Si intitola “Qualità della vita” (ed. Book Srpint) il volume in cui Natascia Firenzuola analizza e racconta le condizioni sociali, scolastiche ed educative dell’infanzia in Italia dal 1861 al 1911. Un libro nato dall’intraprendenza e dalla curiosità dell’autrice originaria di Cologna (Berra) e oggi residente a Ferrara.

Firenzuola è laureata in scienze dell’educazione e della formazione con indirizzo della salute e della qualità della vita e in ambito lavorativo si occupa di minori in difficoltà, con un passato di educatrice sanitaria al fianco di anziani e disabili. Sposata, ama i gatti, i viaggi e il mare.


LA STORIA

Il libro è nato dalla curiosità dell’autrice verso il proprio territorio, sulle condizioni sanitarie scolastiche dopo l’unità d’Italia. È in piena epoca Giolittiana che vengono emanate le prime leggi di obbligo scolastico. Una scuola completamente diversa da quella dei giorni nostri, legata anche ad un aspetto di povertà della popolazione e dalla necessità di avviare i bambini al lavoro anche prima del compimento del decimo anno di età. Al mondo della scuola si affianca quello di mestieri in gran parte scomparsi, ben descritti dalla Firenzuola. L’edilizia scolastica dell’epoca ha una rivoluzione in quanto vengono costruite scuole che permettono la suddivisione tra aule maschili e femminili; aule ben organizzate, con la lavagna di ardesia e maestri spesso privi del necessario titolo per esercitare la professione, ma in grado di insegnare a scrivere e leggere, oltre che impartire le importanti regole di educazione civica, riuscendo a mantenere ben composte le numerosissime classi dell’epoca. Momenti di vita distanti dai giorni nostri, dove il farmacista del paese era deputato a produrre l’inchiostro per la scuola, ma dove esistono comunque similitudini con l’attuale sistema di istruzione.

LE ORIGINI

La prima bozza del libro è stata materiale della sua tesi, poi le ricerche sono continuate per altri quindici anni e alla fine è arrivato questo libro.
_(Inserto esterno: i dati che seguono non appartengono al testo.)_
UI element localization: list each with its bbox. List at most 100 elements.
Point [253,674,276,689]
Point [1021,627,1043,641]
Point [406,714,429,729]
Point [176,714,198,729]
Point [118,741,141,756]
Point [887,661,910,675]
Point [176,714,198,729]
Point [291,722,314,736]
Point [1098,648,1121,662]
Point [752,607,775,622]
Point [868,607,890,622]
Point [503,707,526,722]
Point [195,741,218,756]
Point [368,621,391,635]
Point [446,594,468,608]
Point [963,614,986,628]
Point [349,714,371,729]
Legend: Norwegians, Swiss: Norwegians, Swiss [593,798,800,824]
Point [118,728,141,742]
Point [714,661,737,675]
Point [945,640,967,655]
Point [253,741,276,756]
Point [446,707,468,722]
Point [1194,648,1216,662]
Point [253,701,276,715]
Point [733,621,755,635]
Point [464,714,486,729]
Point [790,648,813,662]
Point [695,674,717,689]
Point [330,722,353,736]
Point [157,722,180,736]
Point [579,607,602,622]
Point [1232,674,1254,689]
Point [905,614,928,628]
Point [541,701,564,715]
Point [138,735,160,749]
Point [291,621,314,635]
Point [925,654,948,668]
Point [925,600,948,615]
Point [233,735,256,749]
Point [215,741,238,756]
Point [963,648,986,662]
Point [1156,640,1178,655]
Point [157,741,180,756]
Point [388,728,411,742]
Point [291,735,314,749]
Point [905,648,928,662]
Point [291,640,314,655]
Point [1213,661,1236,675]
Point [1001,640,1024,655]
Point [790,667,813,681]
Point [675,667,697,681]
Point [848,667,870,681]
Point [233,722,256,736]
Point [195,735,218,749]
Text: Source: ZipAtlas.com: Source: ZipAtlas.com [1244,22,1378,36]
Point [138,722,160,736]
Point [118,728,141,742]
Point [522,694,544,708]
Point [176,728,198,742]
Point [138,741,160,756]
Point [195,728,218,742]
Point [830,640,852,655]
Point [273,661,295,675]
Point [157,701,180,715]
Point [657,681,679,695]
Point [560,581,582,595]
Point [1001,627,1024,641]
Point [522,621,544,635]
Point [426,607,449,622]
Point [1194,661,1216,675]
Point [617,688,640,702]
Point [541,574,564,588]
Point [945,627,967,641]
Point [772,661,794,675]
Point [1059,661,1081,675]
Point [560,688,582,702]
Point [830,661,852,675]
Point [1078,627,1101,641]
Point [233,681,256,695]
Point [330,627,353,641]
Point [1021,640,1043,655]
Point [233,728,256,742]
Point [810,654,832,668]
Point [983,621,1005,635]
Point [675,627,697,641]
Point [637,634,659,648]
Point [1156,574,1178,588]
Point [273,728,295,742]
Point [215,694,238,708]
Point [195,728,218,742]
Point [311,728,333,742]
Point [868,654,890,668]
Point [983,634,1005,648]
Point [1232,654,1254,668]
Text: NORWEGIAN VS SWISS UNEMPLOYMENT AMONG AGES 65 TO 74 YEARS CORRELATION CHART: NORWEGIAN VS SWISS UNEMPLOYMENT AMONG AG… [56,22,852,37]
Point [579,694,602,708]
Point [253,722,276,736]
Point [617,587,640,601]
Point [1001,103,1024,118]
«Un mondo di cambiamenti non lontani e inattuali rispetto a oggi; la classe subalterna di un tempo è stata sostituita dagli immigrati e le condizioni socio economiche degli insegnanti non sono certo migliorate rispetto al passato», conclude l’autrice ferrarese con un chiaro riferimento al precariato e al fatto che persiste comunque un elevato numero di alunni con un percorso scolastico irregolare, costellato bocciature ripetute e abbandoni del mondo scolastico.